Agora se entristonhava com a lembrança fumada dos amigos de Gã Mamadu, nas lalas do rio Mansoa. “Não! – lhe avisava na cabeça a voz de mamã – Caso senão nos encativamos”!
Jesus Maria era a companhia! Rabejou mais seu olhinho e viu-lhe piscando. O coraçãozinho inchou-se com a distinção daquele olhar.
E no mesmo tempo a carruagem se inflamejou no Além, fogueando o crepúsculo. E quando os ferros e o fogo e as cinzas se pousaram, o chão se fecundara: o sangue da menina e o sangue do menino se convergiram no mesmo e nessa quentura se envolutearam na terra do Tempo Sem Fim.
-Tens nome?
-Não! Agora sou inominado. E tu?
-Também sou inominado.
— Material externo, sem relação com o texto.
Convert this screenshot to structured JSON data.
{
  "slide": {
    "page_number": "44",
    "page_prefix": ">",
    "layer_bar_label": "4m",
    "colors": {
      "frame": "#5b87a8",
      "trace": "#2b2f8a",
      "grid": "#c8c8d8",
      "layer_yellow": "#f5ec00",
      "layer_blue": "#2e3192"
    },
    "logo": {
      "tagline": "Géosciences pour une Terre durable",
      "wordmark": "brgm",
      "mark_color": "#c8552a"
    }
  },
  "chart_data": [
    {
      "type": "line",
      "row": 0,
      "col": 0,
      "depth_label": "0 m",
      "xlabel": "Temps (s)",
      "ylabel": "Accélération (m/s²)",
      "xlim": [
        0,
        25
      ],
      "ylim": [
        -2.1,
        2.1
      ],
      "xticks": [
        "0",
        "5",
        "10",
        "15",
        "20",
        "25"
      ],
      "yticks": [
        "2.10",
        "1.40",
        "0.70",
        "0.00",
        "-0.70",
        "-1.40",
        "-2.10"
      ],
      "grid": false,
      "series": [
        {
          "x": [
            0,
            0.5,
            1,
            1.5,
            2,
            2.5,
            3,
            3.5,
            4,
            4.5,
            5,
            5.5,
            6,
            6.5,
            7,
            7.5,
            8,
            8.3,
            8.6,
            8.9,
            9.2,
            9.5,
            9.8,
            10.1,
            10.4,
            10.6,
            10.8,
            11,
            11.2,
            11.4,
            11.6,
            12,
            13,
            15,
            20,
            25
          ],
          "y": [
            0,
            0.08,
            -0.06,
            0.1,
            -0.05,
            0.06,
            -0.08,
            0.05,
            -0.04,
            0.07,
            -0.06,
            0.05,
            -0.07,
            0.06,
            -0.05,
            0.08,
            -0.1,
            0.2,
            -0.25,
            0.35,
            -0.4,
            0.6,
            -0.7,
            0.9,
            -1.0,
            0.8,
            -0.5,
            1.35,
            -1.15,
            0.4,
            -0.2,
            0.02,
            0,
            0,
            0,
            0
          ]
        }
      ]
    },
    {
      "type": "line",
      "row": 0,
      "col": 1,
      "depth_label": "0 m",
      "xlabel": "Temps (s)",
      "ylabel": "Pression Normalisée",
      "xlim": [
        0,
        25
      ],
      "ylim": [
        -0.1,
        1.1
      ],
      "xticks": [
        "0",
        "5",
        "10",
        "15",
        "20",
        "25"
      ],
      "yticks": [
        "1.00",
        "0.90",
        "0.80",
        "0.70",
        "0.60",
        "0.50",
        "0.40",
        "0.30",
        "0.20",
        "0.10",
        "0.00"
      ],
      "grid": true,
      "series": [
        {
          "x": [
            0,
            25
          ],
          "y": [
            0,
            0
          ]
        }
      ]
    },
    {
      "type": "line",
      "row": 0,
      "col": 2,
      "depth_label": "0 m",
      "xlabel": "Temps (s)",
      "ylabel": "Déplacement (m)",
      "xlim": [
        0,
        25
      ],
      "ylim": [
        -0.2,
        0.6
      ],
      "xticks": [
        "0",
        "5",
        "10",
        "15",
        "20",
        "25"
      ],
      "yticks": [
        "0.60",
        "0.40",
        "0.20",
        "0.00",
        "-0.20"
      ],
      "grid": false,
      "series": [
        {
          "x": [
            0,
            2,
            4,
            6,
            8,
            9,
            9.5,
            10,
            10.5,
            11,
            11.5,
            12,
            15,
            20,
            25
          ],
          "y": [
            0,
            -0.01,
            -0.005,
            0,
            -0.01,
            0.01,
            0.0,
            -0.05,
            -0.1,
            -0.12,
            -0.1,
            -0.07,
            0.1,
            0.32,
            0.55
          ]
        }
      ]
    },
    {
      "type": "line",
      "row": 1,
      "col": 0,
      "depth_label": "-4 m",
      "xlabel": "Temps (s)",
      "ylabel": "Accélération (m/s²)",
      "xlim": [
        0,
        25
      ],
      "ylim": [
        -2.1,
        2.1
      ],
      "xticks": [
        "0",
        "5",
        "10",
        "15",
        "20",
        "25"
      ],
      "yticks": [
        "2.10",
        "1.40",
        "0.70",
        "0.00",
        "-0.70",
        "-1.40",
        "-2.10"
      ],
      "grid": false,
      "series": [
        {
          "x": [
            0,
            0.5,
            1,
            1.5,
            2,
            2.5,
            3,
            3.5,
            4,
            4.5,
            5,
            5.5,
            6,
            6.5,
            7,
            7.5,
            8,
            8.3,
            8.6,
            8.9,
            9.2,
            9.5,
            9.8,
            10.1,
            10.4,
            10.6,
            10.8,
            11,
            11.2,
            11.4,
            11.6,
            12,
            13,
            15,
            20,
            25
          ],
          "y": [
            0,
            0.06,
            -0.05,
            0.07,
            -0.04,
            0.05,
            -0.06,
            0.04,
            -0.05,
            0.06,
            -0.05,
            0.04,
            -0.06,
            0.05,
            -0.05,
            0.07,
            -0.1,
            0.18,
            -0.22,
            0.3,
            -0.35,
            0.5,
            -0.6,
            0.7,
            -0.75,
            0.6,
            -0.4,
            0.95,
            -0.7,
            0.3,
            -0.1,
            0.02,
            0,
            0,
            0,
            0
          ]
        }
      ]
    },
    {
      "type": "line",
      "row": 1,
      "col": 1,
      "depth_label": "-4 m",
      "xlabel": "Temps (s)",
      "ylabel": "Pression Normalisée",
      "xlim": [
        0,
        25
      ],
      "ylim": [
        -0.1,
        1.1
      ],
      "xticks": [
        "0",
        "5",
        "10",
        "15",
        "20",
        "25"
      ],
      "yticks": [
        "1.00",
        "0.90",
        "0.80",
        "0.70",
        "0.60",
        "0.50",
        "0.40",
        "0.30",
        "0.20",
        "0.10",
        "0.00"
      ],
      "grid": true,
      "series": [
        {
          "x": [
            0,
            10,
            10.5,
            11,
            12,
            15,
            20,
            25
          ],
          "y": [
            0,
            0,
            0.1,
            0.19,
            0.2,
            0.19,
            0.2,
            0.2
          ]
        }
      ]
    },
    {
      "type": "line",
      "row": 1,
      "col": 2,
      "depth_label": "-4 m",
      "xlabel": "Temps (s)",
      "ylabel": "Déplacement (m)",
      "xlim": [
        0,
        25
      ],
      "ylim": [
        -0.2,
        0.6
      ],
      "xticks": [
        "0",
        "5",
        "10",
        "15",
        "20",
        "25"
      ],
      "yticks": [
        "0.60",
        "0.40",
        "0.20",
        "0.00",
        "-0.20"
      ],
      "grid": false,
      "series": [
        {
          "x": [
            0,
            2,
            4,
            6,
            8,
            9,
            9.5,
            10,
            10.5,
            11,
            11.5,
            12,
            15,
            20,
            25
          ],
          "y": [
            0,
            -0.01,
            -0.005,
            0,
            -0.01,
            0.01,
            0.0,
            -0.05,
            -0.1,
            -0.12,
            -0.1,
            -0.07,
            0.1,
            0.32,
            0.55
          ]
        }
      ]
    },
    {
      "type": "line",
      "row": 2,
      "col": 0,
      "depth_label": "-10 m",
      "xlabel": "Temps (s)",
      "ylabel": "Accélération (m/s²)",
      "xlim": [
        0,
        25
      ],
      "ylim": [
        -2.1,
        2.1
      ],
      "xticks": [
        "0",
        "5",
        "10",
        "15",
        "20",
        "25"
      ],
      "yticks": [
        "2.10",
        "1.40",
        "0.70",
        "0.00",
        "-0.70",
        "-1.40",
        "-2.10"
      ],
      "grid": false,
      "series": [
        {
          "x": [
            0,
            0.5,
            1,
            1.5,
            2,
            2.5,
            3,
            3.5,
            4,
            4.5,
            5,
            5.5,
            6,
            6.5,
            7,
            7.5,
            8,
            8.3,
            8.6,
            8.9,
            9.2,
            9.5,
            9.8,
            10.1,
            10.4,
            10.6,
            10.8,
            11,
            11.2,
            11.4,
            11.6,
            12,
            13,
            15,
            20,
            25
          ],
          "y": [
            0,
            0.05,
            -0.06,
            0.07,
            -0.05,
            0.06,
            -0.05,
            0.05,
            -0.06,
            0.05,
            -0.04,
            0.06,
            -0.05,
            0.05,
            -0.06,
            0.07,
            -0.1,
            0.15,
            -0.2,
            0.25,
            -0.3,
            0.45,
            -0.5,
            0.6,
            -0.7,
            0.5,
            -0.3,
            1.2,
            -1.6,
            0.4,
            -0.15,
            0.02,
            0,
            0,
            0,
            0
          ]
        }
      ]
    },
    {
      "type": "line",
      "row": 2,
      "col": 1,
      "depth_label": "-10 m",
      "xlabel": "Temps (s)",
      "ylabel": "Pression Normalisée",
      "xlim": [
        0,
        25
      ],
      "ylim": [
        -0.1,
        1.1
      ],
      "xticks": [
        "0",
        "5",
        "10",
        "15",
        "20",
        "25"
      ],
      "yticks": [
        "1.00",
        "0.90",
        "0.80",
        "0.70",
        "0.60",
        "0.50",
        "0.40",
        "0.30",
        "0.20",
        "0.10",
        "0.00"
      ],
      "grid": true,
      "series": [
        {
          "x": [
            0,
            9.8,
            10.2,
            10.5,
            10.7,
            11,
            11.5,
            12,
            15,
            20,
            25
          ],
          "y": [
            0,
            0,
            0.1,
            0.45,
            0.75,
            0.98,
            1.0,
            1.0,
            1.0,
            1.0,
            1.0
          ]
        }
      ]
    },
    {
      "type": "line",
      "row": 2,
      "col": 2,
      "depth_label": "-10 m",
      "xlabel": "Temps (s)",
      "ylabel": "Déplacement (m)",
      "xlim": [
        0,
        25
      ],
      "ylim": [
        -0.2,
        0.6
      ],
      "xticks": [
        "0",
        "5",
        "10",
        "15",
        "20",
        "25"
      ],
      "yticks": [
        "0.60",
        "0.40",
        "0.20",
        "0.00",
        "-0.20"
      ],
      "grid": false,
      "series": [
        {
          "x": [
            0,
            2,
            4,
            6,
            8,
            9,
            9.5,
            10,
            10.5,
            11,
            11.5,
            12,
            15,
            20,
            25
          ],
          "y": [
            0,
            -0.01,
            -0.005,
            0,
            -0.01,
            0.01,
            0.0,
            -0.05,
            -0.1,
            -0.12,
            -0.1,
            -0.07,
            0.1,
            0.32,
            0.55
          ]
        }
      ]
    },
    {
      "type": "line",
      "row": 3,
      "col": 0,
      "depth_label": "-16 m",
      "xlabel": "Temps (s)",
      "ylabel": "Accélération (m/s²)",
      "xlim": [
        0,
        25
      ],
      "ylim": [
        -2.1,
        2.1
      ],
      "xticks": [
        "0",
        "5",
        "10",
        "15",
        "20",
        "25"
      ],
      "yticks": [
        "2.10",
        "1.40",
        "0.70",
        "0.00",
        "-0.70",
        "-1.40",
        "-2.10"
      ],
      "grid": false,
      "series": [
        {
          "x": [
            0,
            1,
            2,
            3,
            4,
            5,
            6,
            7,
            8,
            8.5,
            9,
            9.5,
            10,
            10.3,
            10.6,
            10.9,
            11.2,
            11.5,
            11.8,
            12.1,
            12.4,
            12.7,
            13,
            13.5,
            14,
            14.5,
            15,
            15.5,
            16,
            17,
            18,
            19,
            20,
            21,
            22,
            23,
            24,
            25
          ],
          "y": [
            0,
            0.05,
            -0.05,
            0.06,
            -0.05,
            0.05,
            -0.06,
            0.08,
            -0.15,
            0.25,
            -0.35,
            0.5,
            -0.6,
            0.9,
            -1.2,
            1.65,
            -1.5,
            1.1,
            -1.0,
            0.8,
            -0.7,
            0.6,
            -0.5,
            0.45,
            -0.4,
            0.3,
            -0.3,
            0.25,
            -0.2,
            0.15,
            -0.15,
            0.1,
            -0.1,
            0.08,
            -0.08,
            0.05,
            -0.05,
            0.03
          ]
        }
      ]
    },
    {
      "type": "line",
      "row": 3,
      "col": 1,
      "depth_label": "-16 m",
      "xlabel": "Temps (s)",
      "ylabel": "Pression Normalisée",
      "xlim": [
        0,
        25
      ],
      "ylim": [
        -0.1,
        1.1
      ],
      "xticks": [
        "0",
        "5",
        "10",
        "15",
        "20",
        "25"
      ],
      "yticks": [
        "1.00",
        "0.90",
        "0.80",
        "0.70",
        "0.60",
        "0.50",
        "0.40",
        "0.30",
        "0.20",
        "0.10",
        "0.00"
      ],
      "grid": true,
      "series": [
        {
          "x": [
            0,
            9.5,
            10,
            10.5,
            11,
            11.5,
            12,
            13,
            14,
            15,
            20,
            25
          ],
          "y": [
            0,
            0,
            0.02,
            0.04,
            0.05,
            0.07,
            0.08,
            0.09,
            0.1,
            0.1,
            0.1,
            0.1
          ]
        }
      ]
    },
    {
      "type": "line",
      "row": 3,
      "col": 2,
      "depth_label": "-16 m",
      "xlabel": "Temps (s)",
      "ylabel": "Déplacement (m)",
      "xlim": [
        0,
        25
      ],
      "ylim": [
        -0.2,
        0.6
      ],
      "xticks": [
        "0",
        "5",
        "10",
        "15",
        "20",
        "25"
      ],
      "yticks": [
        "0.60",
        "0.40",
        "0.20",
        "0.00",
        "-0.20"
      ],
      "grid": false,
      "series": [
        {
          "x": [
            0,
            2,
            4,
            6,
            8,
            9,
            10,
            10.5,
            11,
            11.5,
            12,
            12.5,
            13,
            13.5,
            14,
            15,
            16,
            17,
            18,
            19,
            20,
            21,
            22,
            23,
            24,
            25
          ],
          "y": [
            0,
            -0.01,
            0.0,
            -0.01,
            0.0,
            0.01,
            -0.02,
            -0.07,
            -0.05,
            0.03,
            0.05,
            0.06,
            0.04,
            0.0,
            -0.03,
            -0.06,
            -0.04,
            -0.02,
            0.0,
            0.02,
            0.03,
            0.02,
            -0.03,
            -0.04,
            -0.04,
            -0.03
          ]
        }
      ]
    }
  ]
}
Que aconteceu?
-Maldade. Muita e má maldição! Querem que aceitemos a mandança dos mortos. Nã! Nem que cobra seja canhota.
-Não sentes uma sozinhidão?
-Isso era lá nas nossas terras lamacentas do Mansoa. Agora somos inorganismos. Estamos mais pertos do Deus único. Será que Ele também está abastecido de solidões?
-Nã! Nós lhe dedilharemos conversinhas de embalar. Olha! E a esperança? Terá sido desmorada?
-Nunca! A sua moradia somos nós. Mastigámo-la. Foi da fome na nossa terra. Agora faz parte do nosso sangue. Sabes? Os homens vão-se tornando bichos, espalhando suas humanas selvajarias e fazendo companhia às toupeiras em suas subterraneidades. Mas um dia verão a Luz.
E os dois continuaram se entreconversando, felizes do seu estado, tão felizes como “sapato que trabalha deitado na terra, tão rasteiro que nem dá conta quando morre”.